With the upcoming Labour Day public holiday, Queenslanders are already planning getaways to make the most of the long weekend – meaning many Australians will be hitting the road.

Of course, with trips away comes concern about traffic, congestion, and (most importantly) driver fatigue.

Driver fatigue is a major concern and drivers are being urged to take precautions before jumping behind the wheel.

How dangerous is driver fatigue?

The Queensland Government and Australian Federal Police (AFP) have recently released a statement labelling driver fatigue as one of the top five driving offences.

The complete list of offences include:  

  • Speeding;
  • Drink and drug driving;
  • Fatigue;
  • Not wearing seat belts;
  • Distraction (for example, mobile phones).

Following 2017, where Queensland saw 242 fatalities, police are taking serious action to ensure the roads remain safe – particularly during peak travel times.

The AFP have stated driver fatigue increases the chances of a vehicle crash more so when travelling long distances, without taking regular breaks or for those who don’t get adequate sleep prior to driving.

What can you do to prevent driver fatigue?

It’s important that when you notice the signs of fatigue you act on them. The key signs of fatigue include: yawning, blinking more frequently than normal, having trouble keeping your head up, losing focus, and momentarily closing your eyes.

People affected by driver fatigue can also suffer from impaired performance, slower reaction times, impaired judgement, and a higher probability of falling asleep behind the wheel.

Simple steps you can take to prevent fatigue include:

    • Plan your trip in advance;
    • Make sure to get plenty of sleep prior to a long drive;
    • Take regular breaks every two hours;
    • If possible, share the drive with others.

What are the facts I really need to know?
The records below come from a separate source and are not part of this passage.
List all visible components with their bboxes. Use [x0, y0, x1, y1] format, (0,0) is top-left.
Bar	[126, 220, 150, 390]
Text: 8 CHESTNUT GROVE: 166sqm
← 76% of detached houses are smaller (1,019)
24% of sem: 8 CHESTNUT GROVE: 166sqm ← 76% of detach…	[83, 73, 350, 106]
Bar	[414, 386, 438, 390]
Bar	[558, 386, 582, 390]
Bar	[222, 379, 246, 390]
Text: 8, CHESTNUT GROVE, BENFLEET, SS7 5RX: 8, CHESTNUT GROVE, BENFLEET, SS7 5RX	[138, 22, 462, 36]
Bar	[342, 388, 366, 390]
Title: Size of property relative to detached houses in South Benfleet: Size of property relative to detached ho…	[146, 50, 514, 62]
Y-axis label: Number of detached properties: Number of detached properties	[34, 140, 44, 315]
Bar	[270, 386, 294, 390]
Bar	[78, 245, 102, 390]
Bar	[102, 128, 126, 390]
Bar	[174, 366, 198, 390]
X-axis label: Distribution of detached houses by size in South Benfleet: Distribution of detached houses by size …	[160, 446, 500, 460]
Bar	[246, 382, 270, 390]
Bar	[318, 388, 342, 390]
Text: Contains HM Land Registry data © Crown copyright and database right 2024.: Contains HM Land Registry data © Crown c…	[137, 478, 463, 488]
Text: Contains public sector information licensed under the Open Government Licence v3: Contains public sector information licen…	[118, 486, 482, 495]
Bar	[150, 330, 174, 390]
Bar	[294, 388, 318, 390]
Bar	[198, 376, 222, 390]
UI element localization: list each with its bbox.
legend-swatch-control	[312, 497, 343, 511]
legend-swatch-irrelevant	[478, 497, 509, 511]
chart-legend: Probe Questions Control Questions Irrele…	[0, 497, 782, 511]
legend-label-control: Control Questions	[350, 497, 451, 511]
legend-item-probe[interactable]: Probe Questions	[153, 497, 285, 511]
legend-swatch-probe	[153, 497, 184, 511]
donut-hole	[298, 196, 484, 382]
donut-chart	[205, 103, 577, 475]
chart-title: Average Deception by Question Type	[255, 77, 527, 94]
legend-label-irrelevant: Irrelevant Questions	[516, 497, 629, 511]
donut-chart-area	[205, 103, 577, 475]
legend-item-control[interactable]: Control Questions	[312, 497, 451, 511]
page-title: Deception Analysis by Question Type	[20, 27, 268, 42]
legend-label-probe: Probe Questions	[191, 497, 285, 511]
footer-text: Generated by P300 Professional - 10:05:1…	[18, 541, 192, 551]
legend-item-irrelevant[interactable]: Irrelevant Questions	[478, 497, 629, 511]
  • The risk is of driver fatigue is heightened when travelling alone, particularly when driving in rural areas between midnight and dawn.
  • According to RACQ, 15-30 per cent of road incidents are caused by drivers falling asleep behind the wheel (internationally, not just in Australia).
  • A study featured in the British Medical Journal discovered driving on five hours sleep or less can triple your chances of having an accident.
  • Queensland Transport believes fatigue is a major contributing factor to road crashes, so much so the exact number involving fatigue is likely to be under-reported.

Are there available rest areas?

As mentioned, it’s recommended to take regular breaks every two hours during long drives and to achieve this there are many rest areas across Queensland for drivers.

Known to many people are the Driver Reviver sites which have the added benefit of a van supplying free tea, coffee, and snacks for travellers at selected rest areas.

Driver revivers typically operate during peak travelling times including:

  • 30-31 March
  • 1-2, 13-16 and 25 April
  • 29-30 June
  • 1, 13-15 July
  • 21-23 September
  • 5-7 October
  • 14-16, 17-31, December
  • 25-28 January

For further information on Driver Reviver and its locations, visit www.tollgroup.com/driverreviver.

Where can I test myself?

Unsure whether you’re well rested enough for a long drive? Test how tired you might be on this link: www.testyourtiredself.com.au./

If you’re planning to travel this long weekend, remember to follow the listed precautions and drive carefully.